Но не только страх, но еще и другая, записанная у меня на лбу то ли ложь, то ли истина – что смысл моей жизни в том, чтобы биться в степи, добывать урожаи, умирать за этой работой.
Эта истина не только моя. Она справедлива для людей и машин. Она досталась мне по наследству. Ею наградил меня самолет, весь недолгий стремительный век потративший на небесную жатву.
Я думаю о самолете, подарившем мне жизнь. И кругом – не хлеб, не шум мотовила, а белая туча и воющий блестящий пропеллер.
Летчик гонит меня по дуге, вычерчивая в небе спираль. Другой самолет идет по касательной к туче. Шлю ему вслед огненный пунктир пулемета. Распадаемся в разные половины неба, сохраняя чертеж атаки, снова тянемся в точку встречи, видя ее в пустоте сквозь перекрестье прицела.

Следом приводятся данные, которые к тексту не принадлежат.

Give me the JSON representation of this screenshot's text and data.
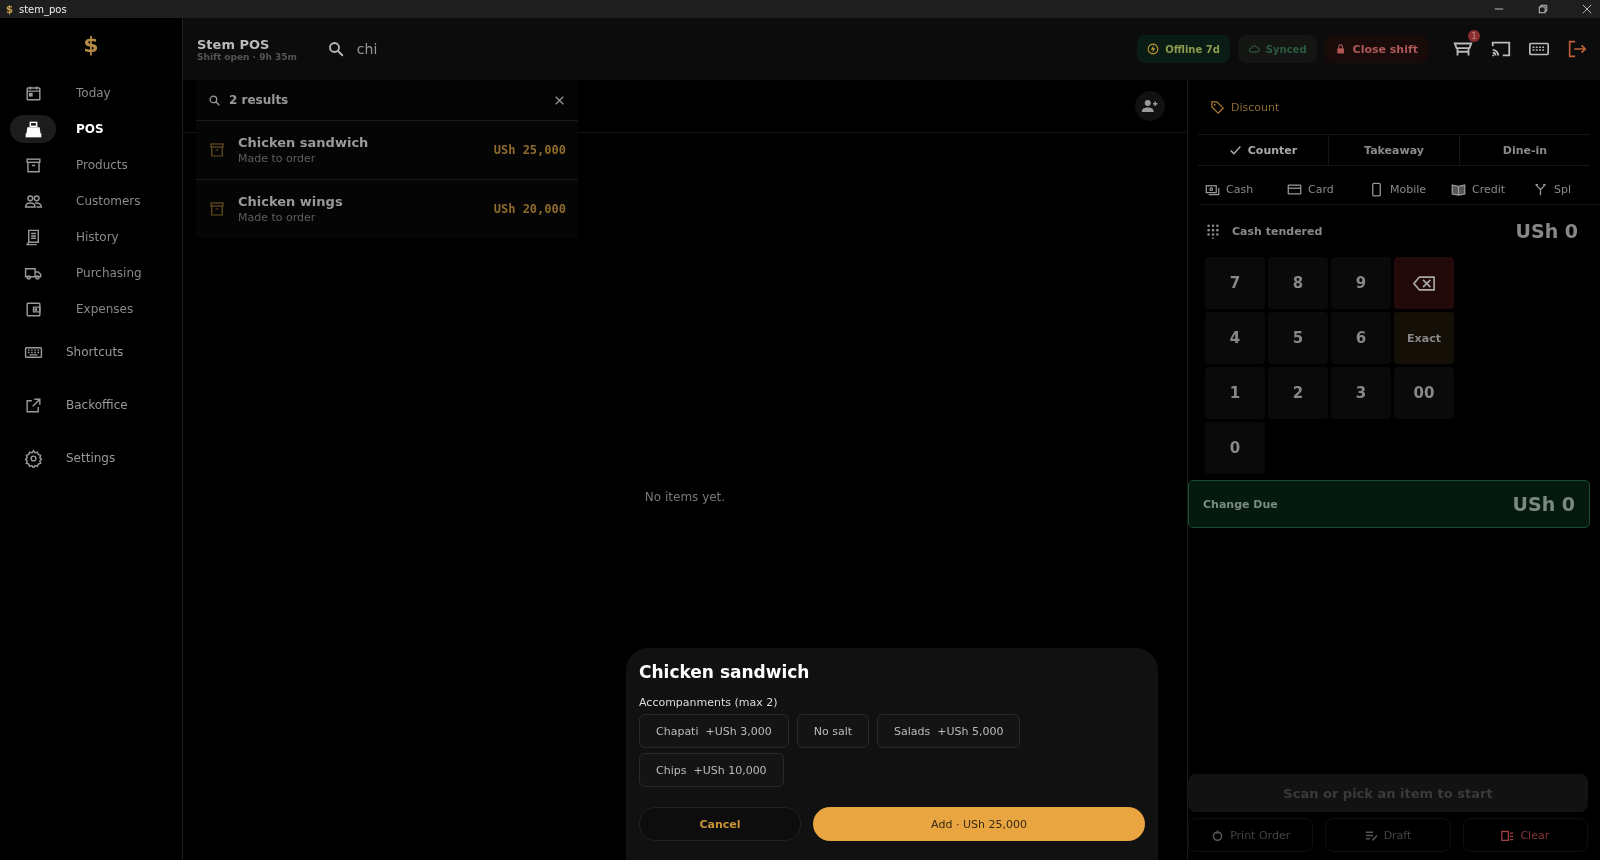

Яростный клекот сближения. Другой самолет пулями терзает мой фюзеляж, выпарывая лоскутья. Я обкалываю его стабилизатор, осыпая блестящим сором. Он вгоняет мне в плоскость очередь, соскабливая и сдирая обшивку. Я вскрываю ему подбрюшье, набиваю огнем и дымом. И еще живые, на последнем отрезке сближения, коснулись моторов и баков, превращаясь в два длинных растянутых пламени.
Раскрылись два парашюта. Им, двоим, еще продолжать стрелять и биться. А я в падении прощаюсь со своим повелителем.

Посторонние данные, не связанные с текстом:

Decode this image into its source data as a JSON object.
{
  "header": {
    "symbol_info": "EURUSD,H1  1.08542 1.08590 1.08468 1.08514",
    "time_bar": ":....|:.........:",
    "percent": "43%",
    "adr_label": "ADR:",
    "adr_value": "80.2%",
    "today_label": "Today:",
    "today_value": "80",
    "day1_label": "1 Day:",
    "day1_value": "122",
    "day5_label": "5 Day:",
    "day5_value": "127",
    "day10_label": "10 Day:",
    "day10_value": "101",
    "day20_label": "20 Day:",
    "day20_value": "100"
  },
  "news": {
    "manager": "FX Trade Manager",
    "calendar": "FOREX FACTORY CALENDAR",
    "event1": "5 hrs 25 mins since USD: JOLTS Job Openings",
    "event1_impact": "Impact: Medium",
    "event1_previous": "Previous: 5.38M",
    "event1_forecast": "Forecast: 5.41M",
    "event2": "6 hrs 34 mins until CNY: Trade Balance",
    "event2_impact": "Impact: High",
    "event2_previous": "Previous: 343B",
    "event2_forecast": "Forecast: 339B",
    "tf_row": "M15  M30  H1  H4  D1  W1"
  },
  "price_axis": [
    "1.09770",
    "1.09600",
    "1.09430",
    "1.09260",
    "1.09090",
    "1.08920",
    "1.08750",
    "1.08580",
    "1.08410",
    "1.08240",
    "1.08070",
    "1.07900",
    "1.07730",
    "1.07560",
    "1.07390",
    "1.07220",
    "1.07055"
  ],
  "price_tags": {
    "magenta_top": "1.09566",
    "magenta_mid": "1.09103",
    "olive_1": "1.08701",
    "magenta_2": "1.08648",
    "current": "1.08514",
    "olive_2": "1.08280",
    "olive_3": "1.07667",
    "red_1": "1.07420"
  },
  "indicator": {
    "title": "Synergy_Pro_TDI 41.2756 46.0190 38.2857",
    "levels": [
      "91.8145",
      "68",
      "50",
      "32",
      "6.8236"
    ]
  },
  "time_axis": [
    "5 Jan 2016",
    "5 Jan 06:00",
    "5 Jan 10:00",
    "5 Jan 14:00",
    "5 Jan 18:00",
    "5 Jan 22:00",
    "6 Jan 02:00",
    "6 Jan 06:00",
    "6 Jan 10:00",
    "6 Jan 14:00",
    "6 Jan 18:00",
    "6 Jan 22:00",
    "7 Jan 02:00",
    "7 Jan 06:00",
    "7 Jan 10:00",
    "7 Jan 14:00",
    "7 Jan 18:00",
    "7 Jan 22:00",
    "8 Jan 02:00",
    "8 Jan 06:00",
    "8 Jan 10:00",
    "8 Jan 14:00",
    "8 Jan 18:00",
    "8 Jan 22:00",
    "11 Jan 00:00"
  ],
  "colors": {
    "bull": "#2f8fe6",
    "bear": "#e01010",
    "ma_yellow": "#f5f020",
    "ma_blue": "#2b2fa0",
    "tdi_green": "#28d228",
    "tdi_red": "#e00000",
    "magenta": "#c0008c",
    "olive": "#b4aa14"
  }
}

Очнулся. Чавканье, хрип. Выпадает сырая копна. Под кровельной жестью облупленных и измятых бортов чуть слышно звенит истребитель.
В ту осень, бог знает откуда, появились крохотные желтоголовые птички. Усаживались на хлеба, сгибая колосья. Будто их принесло косым и случайным ветром.

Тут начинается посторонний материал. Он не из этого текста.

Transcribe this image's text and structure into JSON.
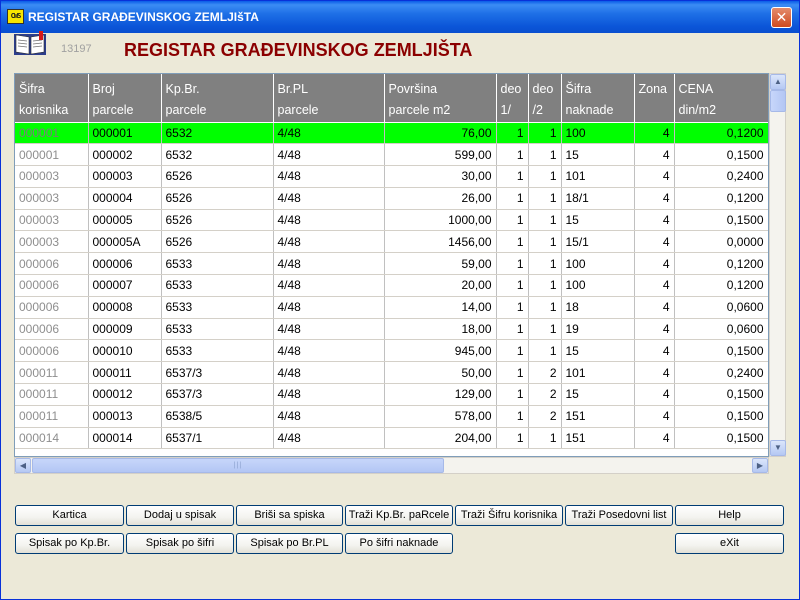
{
  "window": {
    "title": "REGISTAR GRAĐEVINSKOG ZEMLJIšTA",
    "app_icon_label": "CWS",
    "close_label": "✕"
  },
  "header": {
    "record_number": "13197",
    "title": "REGISTAR GRAĐEVINSKOG ZEMLJIŠTA"
  },
  "grid": {
    "columns": [
      {
        "line1": "Šifra",
        "line2": "korisnika"
      },
      {
        "line1": "Broj",
        "line2": "parcele"
      },
      {
        "line1": "Kp.Br.",
        "line2": "parcele"
      },
      {
        "line1": "Br.PL",
        "line2": "parcele"
      },
      {
        "line1": "Površina",
        "line2": "parcele m2"
      },
      {
        "line1": "deo",
        "line2": "1/"
      },
      {
        "line1": "deo",
        "line2": "/2"
      },
      {
        "line1": "Šifra",
        "line2": "naknade"
      },
      {
        "line1": "Zona",
        "line2": ""
      },
      {
        "line1": "CENA",
        "line2": "din/m2"
      }
    ],
    "rows": [
      [
        "000001",
        "000001",
        "6532",
        "4/48",
        "76,00",
        "1",
        "1",
        "100",
        "4",
        "0,1200"
      ],
      [
        "000001",
        "000002",
        "6532",
        "4/48",
        "599,00",
        "1",
        "1",
        "15",
        "4",
        "0,1500"
      ],
      [
        "000003",
        "000003",
        "6526",
        "4/48",
        "30,00",
        "1",
        "1",
        "101",
        "4",
        "0,2400"
      ],
      [
        "000003",
        "000004",
        "6526",
        "4/48",
        "26,00",
        "1",
        "1",
        "18/1",
        "4",
        "0,1200"
      ],
      [
        "000003",
        "000005",
        "6526",
        "4/48",
        "1000,00",
        "1",
        "1",
        "15",
        "4",
        "0,1500"
      ],
      [
        "000003",
        "000005A",
        "6526",
        "4/48",
        "1456,00",
        "1",
        "1",
        "15/1",
        "4",
        "0,0000"
      ],
      [
        "000006",
        "000006",
        "6533",
        "4/48",
        "59,00",
        "1",
        "1",
        "100",
        "4",
        "0,1200"
      ],
      [
        "000006",
        "000007",
        "6533",
        "4/48",
        "20,00",
        "1",
        "1",
        "100",
        "4",
        "0,1200"
      ],
      [
        "000006",
        "000008",
        "6533",
        "4/48",
        "14,00",
        "1",
        "1",
        "18",
        "4",
        "0,0600"
      ],
      [
        "000006",
        "000009",
        "6533",
        "4/48",
        "18,00",
        "1",
        "1",
        "19",
        "4",
        "0,0600"
      ],
      [
        "000006",
        "000010",
        "6533",
        "4/48",
        "945,00",
        "1",
        "1",
        "15",
        "4",
        "0,1500"
      ],
      [
        "000011",
        "000011",
        "6537/3",
        "4/48",
        "50,00",
        "1",
        "2",
        "101",
        "4",
        "0,2400"
      ],
      [
        "000011",
        "000012",
        "6537/3",
        "4/48",
        "129,00",
        "1",
        "2",
        "15",
        "4",
        "0,1500"
      ],
      [
        "000011",
        "000013",
        "6538/5",
        "4/48",
        "578,00",
        "1",
        "2",
        "151",
        "4",
        "0,1500"
      ],
      [
        "000014",
        "000014",
        "6537/1",
        "4/48",
        "204,00",
        "1",
        "1",
        "151",
        "4",
        "0,1500"
      ]
    ],
    "selected_row": 0
  },
  "scrollbars": {
    "up": "▲",
    "down": "▼",
    "left": "◀",
    "right": "▶",
    "grip": "|||"
  },
  "buttons": {
    "kartica": "Kartica",
    "dodaj": "Dodaj u spisak",
    "brisi": "Briši sa spiska",
    "trazi_kp": "Traži Kp.Br. paRcele",
    "trazi_sifru": "Traži Šifru korisnika",
    "trazi_posedovni": "Traži Posedovni list",
    "help": "Help",
    "spisak_kp": "Spisak po Kp.Br.",
    "spisak_sifri": "Spisak po šifri",
    "spisak_brpl": "Spisak po Br.PL",
    "po_sifri_naknade": "Po šifri naknade",
    "exit": "eXit"
  }
}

Михаил все оглядывался, все смотрел за бугры, где осталось село, порывался туда укатить. Но нива держала, и порхали над копнами желтоголовые птички.
На дороге возник грузовик. Несся одиноко в пыли, словно горела степь. Из кабины крикнули:
– Миша, Валентина твоя рожала!.. Миша, Валентина твоя померла!..
Михаил бросил меня и умчался, а я стоял на меже, лязгал и крутил мотовилом. Было одиноко и жутко молотить пустой воздух, выжигая вхолостую горючее. И свистели в темноте невидимые желтоголовые птички.
Ночь, молотьба. Чувствую, что Михаил заснул на мостике. Бегу, стараясь не растрясти его сон, минутное его забытье.
Верю, что не умру. Моя жизнь, бесконечная в прошлом, бесконечна и в будущем. Залогом тому бесцветная безымянная сталь, из которой я состою. Я бессмертен в бессмертном мире. Я самоходный комбайн с заводским шестизначным клеймом, построенный для временной цели, но мое бессмертие в том, что я создан из стали, готовой распустить в огне все клейма, формы и цели, той стали, что бесцветно кипит под камнями и травами в бездне земли, реет в голубизне метеорами, наполняет мир неслышной магнитной музыкой.
Михаил заснул за штурвалом. Ему снятся мать и отец, оба молодые, нарядные, играющие с ним на траве.
Я тоже заснул на бегу. Мне приснился корабль, белоснежный, в разноцветных флагах, плывущий по синей воде. И такая любовь к кораблю, к слюдяному дрожанию над трубами, к красному поясу вдоль сильного белого тела.
Очнулся. Молотьба. Смешанный с гарью дождь. Михаил, хрипя и кашляя, жмет на рычаги и педали…
… Он погибал эти годы. Так черная буря падает на готовое к севу поле. Терзает его и сосет, выхватывая соки и силы, выскабливая до твердых песчаников. И там, где замыслен хлеб – красная лебеда и полынь тянут из камня жар. Так выгорал Михаил.